ワールドカップ(W杯)スイス-セルビア戦で対戦相手への「挑発行為」と取られかねないパフォーマンスをし、規律違反に問われたスイス代表、シャカとシャキリを国際サッカー連盟(FIFA)が罰金処分にとどめたことに、スイス国内では「出場停止にならず良かった」(スイス公共放送)と安堵(あんど)の声が聞かれた。

 一方、セルビアメディアは25日「信じ難い決定」(ベチェルニエ・ノボスチ紙電子版)と苦々しいトーンで報じた。

 スイス側には、2人が「これまでチームの好調に多大な貢献」(スイス紙)をし、今後の試合に欠かせない存在だとの思いがある。移民人口が増加しているスイスでは、ルーツを持つ国・地域に対する愛国心の表現に寛容な見方が多いことも背景にある。

 2人は旧ユーゴスラビア・コソボの多数派を占めるアルバニア系。

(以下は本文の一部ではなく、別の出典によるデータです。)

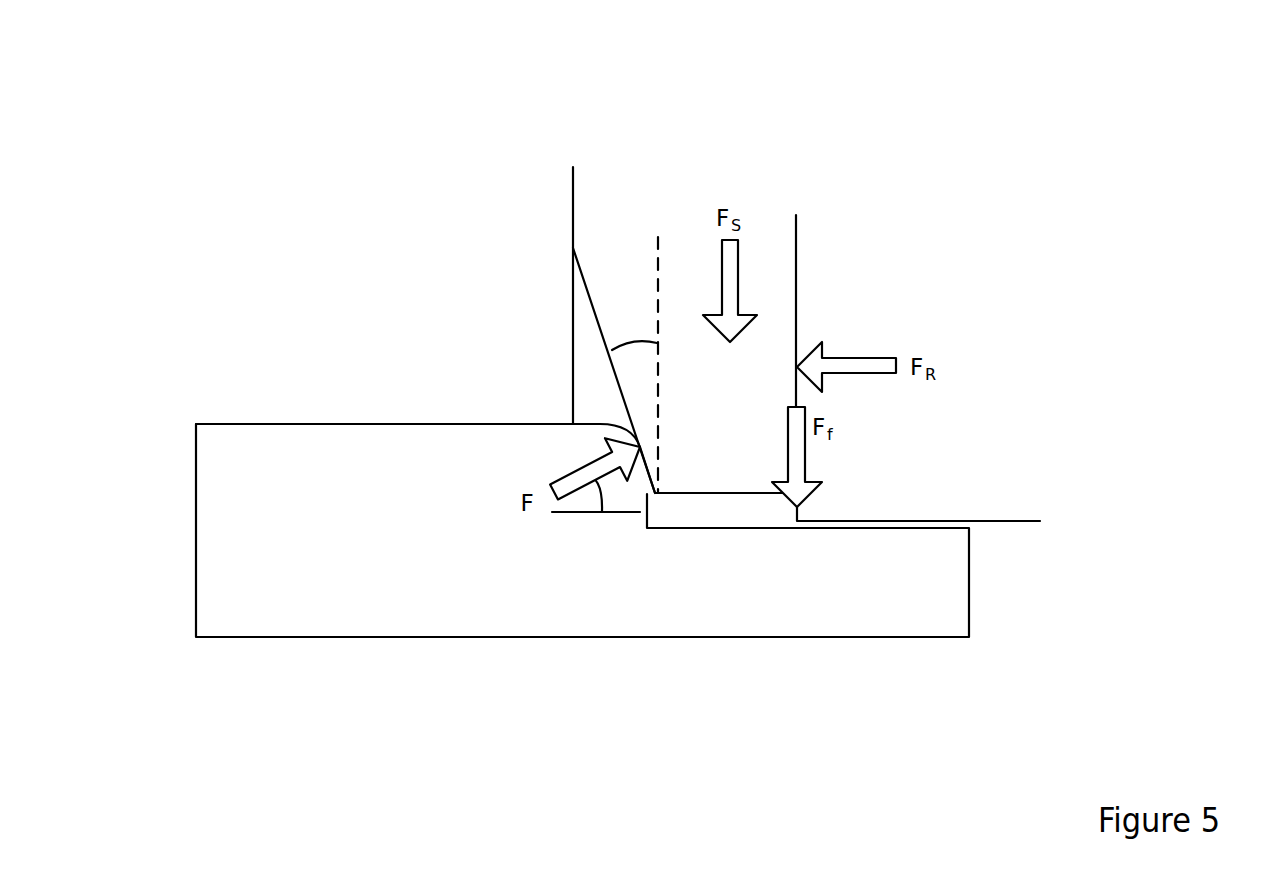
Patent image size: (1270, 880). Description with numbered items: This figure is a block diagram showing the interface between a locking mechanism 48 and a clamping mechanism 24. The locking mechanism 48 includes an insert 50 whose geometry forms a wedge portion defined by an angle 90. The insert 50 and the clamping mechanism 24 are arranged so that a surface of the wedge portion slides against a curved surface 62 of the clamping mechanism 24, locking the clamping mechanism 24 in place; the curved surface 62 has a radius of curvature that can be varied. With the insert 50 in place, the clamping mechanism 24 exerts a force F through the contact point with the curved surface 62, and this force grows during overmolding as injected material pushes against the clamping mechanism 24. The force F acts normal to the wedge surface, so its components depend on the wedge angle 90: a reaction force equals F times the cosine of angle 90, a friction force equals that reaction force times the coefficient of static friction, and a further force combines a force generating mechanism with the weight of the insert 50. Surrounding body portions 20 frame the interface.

The tool body 20 is at (330, 348).
The clamping mechanism 24 is at (259, 571).
The locking mechanism 48 is at (786, 111).
The insert 50 is at (715, 469).
The curved surface 62 is at (648, 497).
The angle 90 is at (633, 342).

2008年にコソボが一方的に宣言した独立を認めていないセルビアでは、アルバニア旗の双頭のワシを模した2人への不満は強い。独立を巡り1990年代末に悲惨な紛争を繰り広げた両国の対立が色濃く出た22日のスイス-セルビア戦では、セルビアのサポーターもブーイングなどを展開した。

 2人の出場停止を期待していたセルビア側だが、FIFAはサポーターの行為や試合後の発言などを理由に、セルビア・サッカー協会や代表チームの監督らにも罰金を科した。セルビア市民からは「西欧の正義は常にアンフェア」と恨み節が漏れた。